Nine Cards Down?
It was Anne's birthday, and we were out in the back patio of a relative, when one of her cousins out of the blue picked up the deck of cards that was sitting there and asked, "Have you ever played Nine Cards Down?"
Oddly, no. In my nearly 50 years of gaming and collecting rules of games and game history notes, I had never heard of that one. I know that each family has a serious card player or two with a favorite game, but the list of common games is really quite small. We play 500 Rummy and Gin Rummy, and Anne used to play Canasta with some friends. I have seen some cribbage boards sitting on tables or counters in several houses in the pandemic year. Then there are Hearts and Spades. And Solitaire, but again, almost everyone plays the Klondike style even though there are a few dozen others available. Let's just skip Poker, just no. And that's just about it for household card games. Nevermind all the apps. I mean real cards.
Here is a shot of our game, on a somewhat psychedelic granite tabletop. It was quite dark at the time but this one photo actually came out ...
When I got home, a quick search said the actual name was "Nine Card Golf". Frankly, I like "Nine Cards Down" better. The only thing "golf" about it is that you play for a low score. Meh.
So, you start by dealing 9 cards to each player, and the players just make a 3x3 grid of cards without ever looking at them.
It looks like the scoring has some variation. Generally, A = 1, 2-J= face value, Q = 15 and K = 0. We played with jokers with a joker counting -5, though I saw a variant where they either count -2 or are not used at all.
One the first turn, each player flips over two of their cards.
After that, the turns are simple: pick a card from the deck or the top of the discard pile, use it to replace any of your cards, and discard the replaced card. You do not get to look at a face-down card before replacing it. Or discard the new card if you don't want it. If you get three matching cards in a column, you can remove those -- they count as zero. That's pretty much it. As soon as someone shows their last card, other players get one last round to make their own plays, then score the hand. A series of hands would be played until someone hits 100 or 200.
There is some strategy, although it really comes down to the luck of the draw. Replace cards with lower-scoring cards and try to get those matching columns. When you replace a face-down card, it can be funny when it turns out to be a better card than the one you got stuck with, or it's just the card the next player needed for their pattern.
That's about it. A fun diversion. I don't think one deck is enough for 3 people, because after the deck ran out and we shuffled it, the deck was pretty much just junk cards nobody wanted the first time around. Maybe one deck would work with two players, but it feels like two decks will be better in any case.
Variants:
Different sites say you start with one card turned up, or three. We played with two which seemed fine.

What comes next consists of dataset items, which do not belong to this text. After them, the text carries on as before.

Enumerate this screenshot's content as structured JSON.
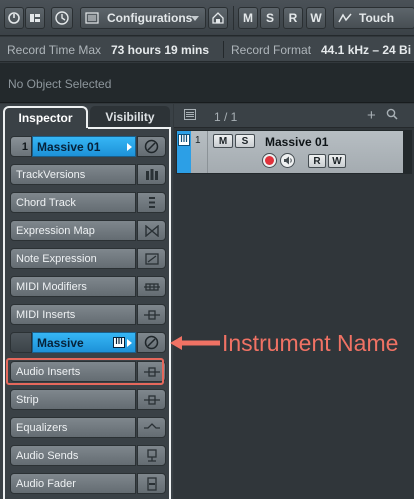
{
  "toolbar": {
    "configurations_label": "Configurations",
    "m_label": "M",
    "s_label": "S",
    "r_label": "R",
    "w_label": "W",
    "touch_label": "Touch"
  },
  "info": {
    "record_time_label": "Record Time Max",
    "record_time_value": "73 hours 19 mins",
    "record_format_label": "Record Format",
    "record_format_value": "44.1 kHz – 24 Bi"
  },
  "status": {
    "text": "No Object Selected"
  },
  "inspector": {
    "tab_inspector": "Inspector",
    "tab_visibility": "Visibility",
    "track_number": "1",
    "track_name": "Massive 01",
    "sections": [
      "TrackVersions",
      "Chord Track",
      "Expression Map",
      "Note Expression",
      "MIDI Modifiers",
      "MIDI Inserts"
    ],
    "instrument_name": "Massive",
    "audio_sections": [
      "Audio Inserts",
      "Strip",
      "Equalizers",
      "Audio Sends",
      "Audio Fader"
    ]
  },
  "tracklist": {
    "count": "1 / 1",
    "track": {
      "number": "1",
      "name": "Massive 01",
      "m": "M",
      "s": "S",
      "r": "R",
      "w": "W"
    }
  },
  "annotation": {
    "text": "Instrument Name"
  },
  "colors": {
    "accent": "#2c9fe6",
    "highlight": "#e5685c",
    "record": "#e0313b"
  }
}
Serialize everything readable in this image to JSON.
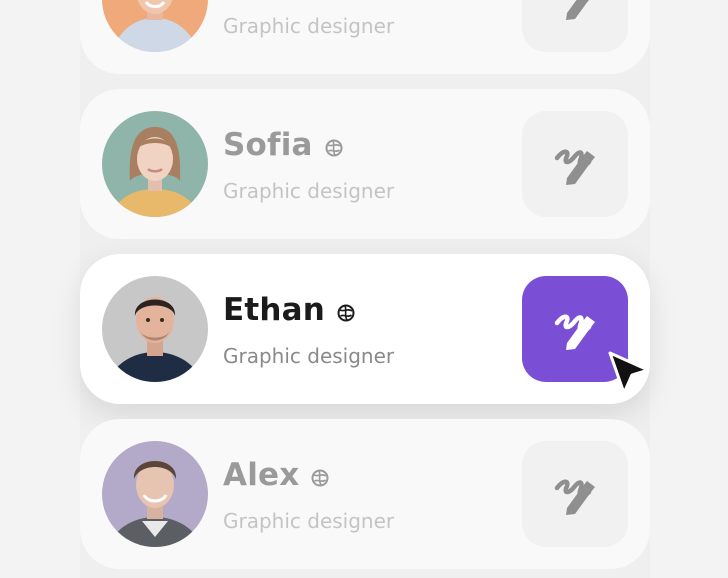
{
  "people": [
    {
      "name": "",
      "role": "Graphic designer",
      "state": "dimmed"
    },
    {
      "name": "Sofia",
      "role": "Graphic designer",
      "state": "dimmed"
    },
    {
      "name": "Ethan",
      "role": "Graphic designer",
      "state": "active"
    },
    {
      "name": "Alex",
      "role": "Graphic designer",
      "state": "dimmed"
    }
  ],
  "icons": {
    "badge": "verified-globe-icon",
    "edit": "pencil-edit-icon",
    "cursor": "mouse-pointer-icon"
  },
  "colors": {
    "accent": "#7a4fd6",
    "active_name": "#1b1b1b",
    "dim_name": "#9a9a9a"
  }
}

On this site, they say you can match 3 in any direction (vertical, diagonal, horizontal).
Here is a domain named after the game, with a friendly family retrospective including who they learned it from. They recommend three decks for 2-4 players. And they have a bonus score of -25 for a 2x2 block forming a 4-of-a-kind.
And they point to an entire site of different card games in the Golf family. Check it out here.
I see a few mentions of an undercut bonus (unknown number of points) if one players goes out but another player ends up with a lower score. The lady who showed us the game mentioned it, too. It might make sense for the player with the lowest score gets to subtract the points of the player who goes out, or just get an undercut bonus of -20.
And for an even bigger set of variations, check out the Wikipedia page.
What an interesting diversion that was.